Before a toxic marriage and the loss of my parents had sucked the life out of me.
Back when I was young and wide-eyed and hopeful. When we’d walk around Castle Island eating one-dollar hot dogs and planning a beautiful future together.
He looked back down at the bored-looking cat. “I know. Getting out like this helps with the litter box situation. Plus it needs regular exercise or it gets depressed.”
I nodded, lips pressed together. “Cat depression…”
“Is a thing, sadly,” he explained. “Cal came home with this beast, and now it’s my feline overlord. I’m the one who feeds him, so he’s latched on to me.”
The navy blue harness with matching leash was pretty adorable, especially against the creature’s long gray and white fur.
“Is it a bobcat? I saw one at the Central Park Zoo when I took the girls there last year. That size and the super pointy ears are sus.”
“He’s a purebred Maine Coon,” Brian said. “Cal has his papers and everything. But he behaves more like he’s half dog, half face-eating leopard with a superiority complex.”
The exasperated look he gave the cat was pretty adorable.
“What’s its name?”
“Dammit,” he replied and I shot him a look.
“His legal name is Fuzzy Wuzzy Murphy, but he terrorizes me, so I call him Dammit.”
I gazed down at the cat, who, aside from enormous, looked harmful. “He looks like a Fuzzy,” I declared with a smile.

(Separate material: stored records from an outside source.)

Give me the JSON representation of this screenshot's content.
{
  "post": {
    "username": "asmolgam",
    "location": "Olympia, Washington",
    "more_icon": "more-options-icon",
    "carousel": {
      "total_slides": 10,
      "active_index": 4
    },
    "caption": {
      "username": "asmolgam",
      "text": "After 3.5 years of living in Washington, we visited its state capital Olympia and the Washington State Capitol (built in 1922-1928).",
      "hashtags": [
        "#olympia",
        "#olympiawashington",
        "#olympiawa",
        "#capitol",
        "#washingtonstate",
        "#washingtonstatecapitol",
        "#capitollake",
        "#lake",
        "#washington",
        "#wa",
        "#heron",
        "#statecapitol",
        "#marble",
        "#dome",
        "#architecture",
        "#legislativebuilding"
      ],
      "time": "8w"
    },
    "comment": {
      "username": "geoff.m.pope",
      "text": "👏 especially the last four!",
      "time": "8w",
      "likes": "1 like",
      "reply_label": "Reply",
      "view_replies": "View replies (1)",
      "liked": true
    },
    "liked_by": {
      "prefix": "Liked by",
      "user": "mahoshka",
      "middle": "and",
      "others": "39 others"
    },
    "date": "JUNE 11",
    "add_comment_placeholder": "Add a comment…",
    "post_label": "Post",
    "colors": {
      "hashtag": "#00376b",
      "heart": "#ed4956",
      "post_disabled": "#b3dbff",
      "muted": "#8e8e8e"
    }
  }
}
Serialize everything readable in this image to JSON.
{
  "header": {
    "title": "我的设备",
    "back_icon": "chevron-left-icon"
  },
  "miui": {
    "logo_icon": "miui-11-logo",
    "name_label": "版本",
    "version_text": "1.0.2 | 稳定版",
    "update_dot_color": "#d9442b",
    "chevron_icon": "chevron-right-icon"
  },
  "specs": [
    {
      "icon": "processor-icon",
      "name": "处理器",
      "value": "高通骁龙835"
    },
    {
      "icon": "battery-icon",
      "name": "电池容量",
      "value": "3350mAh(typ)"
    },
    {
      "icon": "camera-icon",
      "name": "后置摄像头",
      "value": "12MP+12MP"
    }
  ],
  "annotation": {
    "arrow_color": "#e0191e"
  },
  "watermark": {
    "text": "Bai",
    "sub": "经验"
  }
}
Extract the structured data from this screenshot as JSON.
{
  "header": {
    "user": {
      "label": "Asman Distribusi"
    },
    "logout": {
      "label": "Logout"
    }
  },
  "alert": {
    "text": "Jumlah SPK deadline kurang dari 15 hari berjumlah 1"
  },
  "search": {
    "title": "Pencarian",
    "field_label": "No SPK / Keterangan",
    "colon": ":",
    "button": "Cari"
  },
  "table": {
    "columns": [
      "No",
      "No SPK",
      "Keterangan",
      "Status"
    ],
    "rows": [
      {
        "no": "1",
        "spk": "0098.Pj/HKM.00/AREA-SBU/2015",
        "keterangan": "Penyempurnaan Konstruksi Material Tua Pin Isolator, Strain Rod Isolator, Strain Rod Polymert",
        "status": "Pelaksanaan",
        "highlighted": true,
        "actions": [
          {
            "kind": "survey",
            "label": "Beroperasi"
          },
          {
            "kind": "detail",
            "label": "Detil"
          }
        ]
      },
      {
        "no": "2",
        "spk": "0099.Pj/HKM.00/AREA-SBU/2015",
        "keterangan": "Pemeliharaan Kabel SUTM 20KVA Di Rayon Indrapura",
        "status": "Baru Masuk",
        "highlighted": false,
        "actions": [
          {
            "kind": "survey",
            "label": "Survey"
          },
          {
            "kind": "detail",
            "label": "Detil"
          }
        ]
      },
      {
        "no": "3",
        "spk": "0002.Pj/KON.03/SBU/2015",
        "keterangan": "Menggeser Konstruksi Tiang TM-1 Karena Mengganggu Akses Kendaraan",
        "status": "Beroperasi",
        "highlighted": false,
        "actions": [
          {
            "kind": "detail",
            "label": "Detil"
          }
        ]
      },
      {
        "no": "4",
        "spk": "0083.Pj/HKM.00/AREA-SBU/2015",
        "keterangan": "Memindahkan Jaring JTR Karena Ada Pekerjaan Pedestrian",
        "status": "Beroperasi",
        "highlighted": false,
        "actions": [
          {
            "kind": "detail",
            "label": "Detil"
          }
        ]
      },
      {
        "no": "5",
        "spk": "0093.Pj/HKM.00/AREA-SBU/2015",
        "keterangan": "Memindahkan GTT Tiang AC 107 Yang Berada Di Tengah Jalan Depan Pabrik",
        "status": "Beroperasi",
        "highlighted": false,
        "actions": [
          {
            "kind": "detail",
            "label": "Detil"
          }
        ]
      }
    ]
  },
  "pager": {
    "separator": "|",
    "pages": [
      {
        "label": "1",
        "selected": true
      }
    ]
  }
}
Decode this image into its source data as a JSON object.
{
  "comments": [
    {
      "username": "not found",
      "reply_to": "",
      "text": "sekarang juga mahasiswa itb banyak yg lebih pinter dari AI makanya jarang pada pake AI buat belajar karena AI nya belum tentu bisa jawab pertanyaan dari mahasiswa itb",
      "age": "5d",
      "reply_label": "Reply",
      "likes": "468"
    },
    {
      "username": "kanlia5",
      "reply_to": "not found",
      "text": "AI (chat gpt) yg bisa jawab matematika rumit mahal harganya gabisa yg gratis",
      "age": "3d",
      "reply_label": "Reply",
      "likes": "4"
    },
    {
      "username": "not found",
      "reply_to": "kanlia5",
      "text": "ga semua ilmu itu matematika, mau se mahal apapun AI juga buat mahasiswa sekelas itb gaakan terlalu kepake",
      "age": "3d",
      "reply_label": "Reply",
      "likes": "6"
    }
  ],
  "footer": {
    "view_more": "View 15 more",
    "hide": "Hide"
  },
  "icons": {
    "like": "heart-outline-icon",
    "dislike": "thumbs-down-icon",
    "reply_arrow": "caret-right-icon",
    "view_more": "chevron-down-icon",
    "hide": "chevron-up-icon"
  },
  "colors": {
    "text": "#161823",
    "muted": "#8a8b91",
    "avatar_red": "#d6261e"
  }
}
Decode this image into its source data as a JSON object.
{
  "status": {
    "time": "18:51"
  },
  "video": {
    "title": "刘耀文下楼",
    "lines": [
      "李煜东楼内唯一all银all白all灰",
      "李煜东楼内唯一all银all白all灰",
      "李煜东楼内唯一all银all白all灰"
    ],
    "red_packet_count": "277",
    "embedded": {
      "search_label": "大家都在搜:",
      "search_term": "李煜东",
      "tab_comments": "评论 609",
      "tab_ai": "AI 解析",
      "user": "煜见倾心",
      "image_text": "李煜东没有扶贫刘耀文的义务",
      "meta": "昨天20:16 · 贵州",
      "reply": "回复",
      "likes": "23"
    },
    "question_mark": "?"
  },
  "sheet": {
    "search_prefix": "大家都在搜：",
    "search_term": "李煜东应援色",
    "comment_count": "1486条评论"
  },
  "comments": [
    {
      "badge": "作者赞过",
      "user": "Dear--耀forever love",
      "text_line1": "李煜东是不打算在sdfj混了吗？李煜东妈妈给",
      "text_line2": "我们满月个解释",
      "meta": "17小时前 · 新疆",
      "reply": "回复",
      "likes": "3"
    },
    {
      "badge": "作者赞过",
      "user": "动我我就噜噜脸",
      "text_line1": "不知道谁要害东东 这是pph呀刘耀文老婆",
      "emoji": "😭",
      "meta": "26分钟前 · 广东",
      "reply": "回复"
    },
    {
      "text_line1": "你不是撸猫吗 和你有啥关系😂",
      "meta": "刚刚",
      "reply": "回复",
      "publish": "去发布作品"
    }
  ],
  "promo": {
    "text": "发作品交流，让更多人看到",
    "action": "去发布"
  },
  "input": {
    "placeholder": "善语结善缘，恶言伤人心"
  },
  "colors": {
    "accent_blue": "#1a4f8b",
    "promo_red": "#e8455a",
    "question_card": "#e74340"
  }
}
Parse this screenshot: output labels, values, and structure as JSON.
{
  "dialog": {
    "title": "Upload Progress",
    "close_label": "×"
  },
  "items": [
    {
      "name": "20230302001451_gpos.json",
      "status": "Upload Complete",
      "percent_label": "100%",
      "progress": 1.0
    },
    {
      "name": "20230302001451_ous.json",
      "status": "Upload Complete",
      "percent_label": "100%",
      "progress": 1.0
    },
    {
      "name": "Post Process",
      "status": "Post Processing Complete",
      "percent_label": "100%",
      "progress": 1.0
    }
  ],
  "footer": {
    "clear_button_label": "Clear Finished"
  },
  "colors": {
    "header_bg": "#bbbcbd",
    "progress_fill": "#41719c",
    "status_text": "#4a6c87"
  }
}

“Anyway, I’m sorry I bothered you,” Brian said. “We don’t usually walk this way. But Madame Esmeralda suggested it.” Frowning, he looked down the street. “Right after she told me that baked goods are the love language of the unworthy.”
I blinked, not sure what he was referring to.
“I’d been thinking about sending you some muffins, to apologize for my behavior earlier.”
I nodded.
“And then she said I’d find what I was looking for on 8th Street.”
“Esmeralda strikes again,” I whispered. “Is she really psychic?”